Just curious if anyone would be at any of the upcoming Conformation shows around Virginia this month or next? I am going to try to go to at least a few of them to watch the standard poodles and get some ideas of breeders closer to VA....plus I love to shop at the dog shows!!!!


----------



## dawns (Jun 29, 2010)

The hampton cluster is this weekend coming up.


----------



## momtymztu (Mar 27, 2012)

I know...I am still considering going as my Aunt lives in that area but I HATE the drive on a holiday weekend...the traffic is usually aweful. It was worth it when I had something to show, but just as a spectator not sure I want to fight it. 

Looks like a decent number of poodles entered...although I'm not really sure what qualifies as a "large" spoo entry...with Silky's anything over 5 or 6 is a great entry, it wasn't unusual for me to be the only one in the ring.


----------



## dawns (Jun 29, 2010)

momtymztu said:


> I know...I am still considering going as my Aunt lives in that area but I HATE the drive on a holiday weekend...the traffic is usually aweful.

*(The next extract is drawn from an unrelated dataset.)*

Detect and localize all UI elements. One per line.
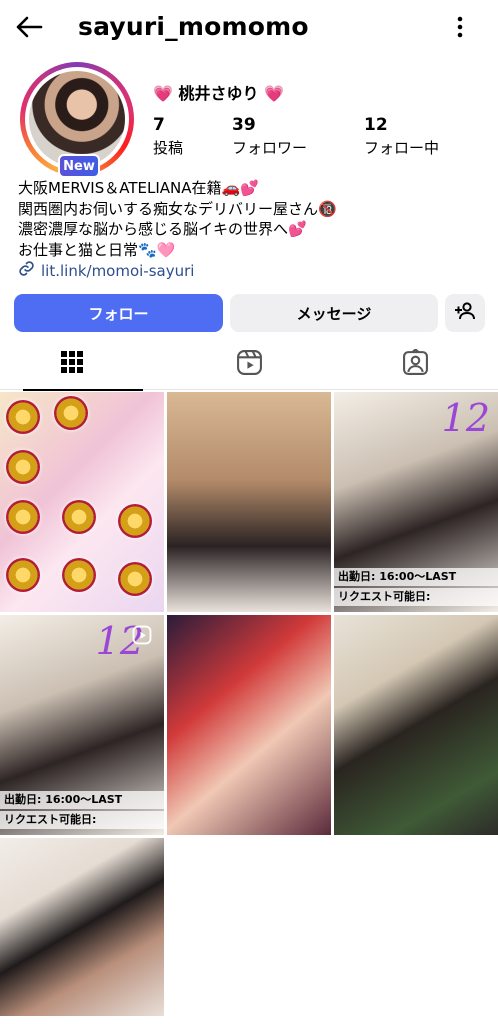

It was worth it when I had something to show, but just as a spectator not sure I want to fight it.
> 
> Looks like a decent number of poodles entered...although I'm not really sure what qualifies as a "large" spoo entry...with Silky's anything over 5 or 6 is a great entry, it wasn't unusual for me to be the only one in the ring.


They have great a vendor selection at this show usually so I am seriously considering dealing with it. Plus a friend is showing a pup that is out of a male i bred (Boston terriers) so i think i am kind of obligated to go at least one day :act-up:

Yeah, I have a friend that shows silky's as well and thier entries were always pretty low numbers compared to us in boston's.


----------



## momtymztu (Mar 27, 2012)

Anyone going to the Blue Crab Cluster in Richmond,VA this weekend? Looks like 17 Spoos entered on Saturday alone...


----------